Son muy poco conocidos incluso en los ambientes universitarios y académicos los maestros de filosofía, denominarlos filósofos sería demasiado rimbombante, que existieron durante el período colonial; esto es, el período que media entre el descubrimiento de América (1492) y la independencia de las repúblicas americanas (circa 1810).

Los institutos de estudio del pensamiento colonial o novohispano no son muchos pero desde hace una veintena de años se han multiplicado, los especialistas tampoco pero no podemos soslayar a nuestra Celina Lértora, al mejicano Mauricio Beuchot o a Walter Redmond de Texas, entre otros.

Tres siglos de actividad filosófica, siglos XVI al XVIII, encierran una riqueza desconocida para la mayoría. La producción está dispersa en mil lugares tanto en América como en Europa, de los maestros de filosofía conocemos sus nombres y los títulos de sus escritos pero ignoramos la mayor parte de sus contenidos. Además todos ellos escribieron en latín, que era la lengua filosófica de entonces. Y para colmo la corriente filosófica que primó fue la escolástica, donde si bien aparecen temas tratados en forma profunda y atractiva, no se caracterizó dicha corriente por generar filósofos rebeldes o de personalidad llamativa.

Si hacemos un cálculo proporcional basándonos en los datos que nos aporta la inmensa obra del profesor Alberto Caturelli Historia de la filosofía en la Argentina (1600-2000) y dado que existieron al menos 50 maestros de filosofía en el ámbito de lo que hoy es Argentina, y lo multiplicamos por los cuatro virreinatos hispanoamericanos, nos da la suma de unos 200 maestros, que a un promedio mínimo de ocho libros o tratados por barba, llegamos a la suma de 1800 escritos. Suma nada despreciable para estudiar y que en su mayor parte está aun bajo las sombras de la ignorancia.

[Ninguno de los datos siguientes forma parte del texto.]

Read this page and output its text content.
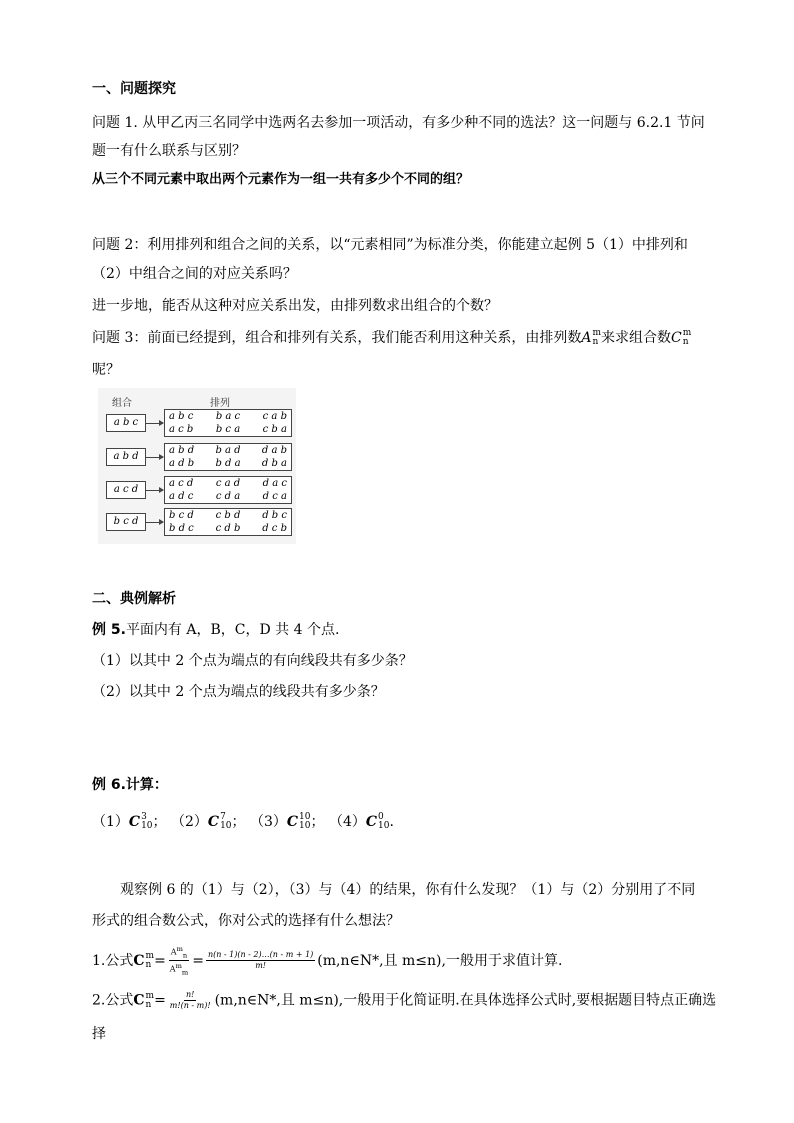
一、问题探究
问题 1. 从甲乙丙三名同学中选两名去参加一项活动，有多少种不同的选法？这一问题与 6.2.1 节问
题一有什么联系与区别？
从三个不同元素中取出两个元素作为一组一共有多少个不同的组？
问题 2：利用排列和组合之间的关系，以“元素相同”为标准分类，你能建立起例 5（1）中排列和
（2）中组合之间的对应关系吗？
进一步地，能否从这种对应关系出发，由排列数求出组合的个数？
问题 3：前面已经提到，组合和排列有关系，我们能否利用这种关系，由排列数A m
n 来求组合数C m
n
呢？
组合	排列
a b c
a b c b a c c a b
a c b b c a c b a
a b d
a b d b a d d a b
a d b b d a d b a
a c d
a c d c a d d a c
a d c c d a d c a
b c d
b c d c b d d b c
b d c c d b d c b
二、典例解析
例 5.平面内有 A，B，C，D 共 4 个点.
（1）以其中 2 个点为端点的有向线段共有多少条？
（2）以其中 2 个点为端点的线段共有多少条？
例 6.计算：
（1）C 3
10 ； （2）C 7
10 ； （3）C 10
10 ； （4）C 0
10 .
观察例 6 的（1）与（2），（3）与（4）的结果，你有什么发现？（1）与（2）分别用了不同
形式的组合数公式，你对公式的选择有什么想法？
1.公式C m
$n = \frac{A^m_n}{A^m_m} = \frac{n(n - 1)(n - 2)\dots(n - m + 1)}{m!}$ (m,n∈N*,且 m≤n),一般用于求值计算.
2.公式C m
$n = \frac{n!}{m!(n - m)!}$ (m,n∈N*,且 m≤n),一般用于化简证明.在具体选择公式时,要根据题目特点正确选
择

De entre estos maestros de filosofía hubo algunos excepcionales como en México Alonso de la Vera Cruz (1507-1584), estudiado por el mencionado Beuchot o Antonio Rubio (1548-1615) autor de Lógica mexicana quien aparece citado por Descartes y Leibniz. En el Perú José de Aguilar (1652-1708) con su Tratado de metafísica. En Argentina, Domingo Muriel(1718-1795) y sus Meditaciones sobre Hispanoamérica, fray de San Alberto (1727-1804) con sus meditaciones sobre pedagogía, política y vida espiritual, Francisco Javier Iturri (1738-1822) con sus originalidades y José Peramás (1732-1793) con su Administración guaranítica comparada con la República de Platón.

De este último autor nos vamos a ocupar, al menos para retribuir las gentilezas que siempre me han obsequiado mis amigos catalanes, así como la Universidad de Barcelona y los profesores Margarita Mauri, José María Romero Baró y Eudaldo Forment.

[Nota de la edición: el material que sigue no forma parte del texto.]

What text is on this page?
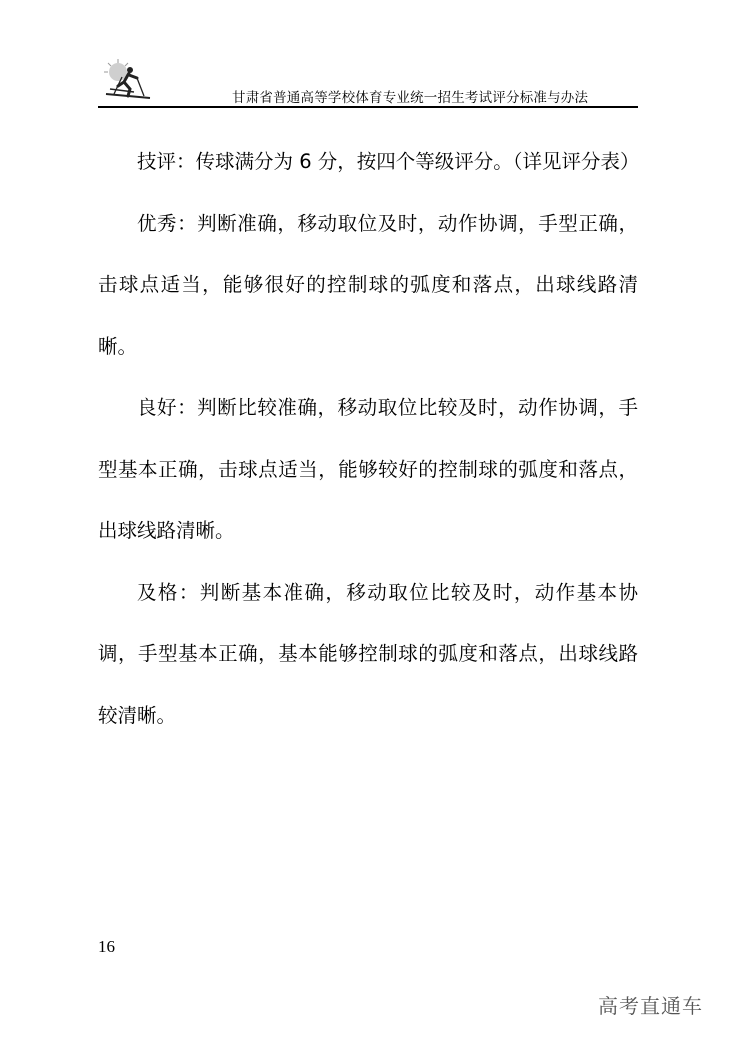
甘肃省普通高等学校体育专业统一招生考试评分标准与办法

技评：传球满分为 6 分，按四个等级评分。（详见评分表）

优秀：判断准确，移动取位及时，动作协调，手型正确，击球点适当，能够很好的控制球的弧度和落点，出球线路清晰。

良好：判断比较准确，移动取位比较及时，动作协调，手型基本正确，击球点适当，能够较好的控制球的弧度和落点，出球线路清晰。

及格：判断基本准确，移动取位比较及时，动作基本协调，手型基本正确，基本能够控制球的弧度和落点，出球线路较清晰。

16
高考直通车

José Manuel Peramás nació en Mataró (Cataluña) en 1732. Estudió con los jesuitas en Cartagena, Tarragona, Manresa y Zaragoza. En 1754, con tan solo 22 años pide ser enviado al Paraguay donde funcionaba la famosa república jesuítica guaranítica con su sistema de Reducciones, que en la época hasta a Voltaire, enemigo acérrimo de la Iglesia, asombró.
A fines de julio de 1755, año del gran terremoto de Lisboa, llega Peramás a Buenos Aires, y escribe: “Tan rica y privilegiada es esta tierra que ninguna otra en el nuevo mundo la aventaja; tan llega de todos los dones de la naturaleza que si conoce lo mucho bueno que entraña nunca tendrá envidia de otro país alguno. Esa es mi opinión. Es verdad que su suelo no oculta ricas venas de oro y plata, como el de Chile y el del Perú; ni en él se encuentran piedras preciosas y margaritas como en otras regiones de América; pero Dios extendió sobre estas tierras un clima casi en todas partes agradable y favorable al progreso, y en ellas abundan los frutos, las plantas, los bosques; en ellas retozan innumerables caballadas de larga crin y blanqueaban los campos con rebaños de ovejas. No necesitan tener minas para progresar, y el ilustre Martín Dobrizhoffer(otro jesuita del Paraguay) afirma que es difícil asegurar si fue desgracia o mas bien fortuna el que los dioses privaran a esta regiones de ricas y escondidas minas” (el chiste afirma que cuando gentes de otros pueblos se quejan antes Dios por todo lo que dio a Argentina; respondió: esperen que falta el hombre).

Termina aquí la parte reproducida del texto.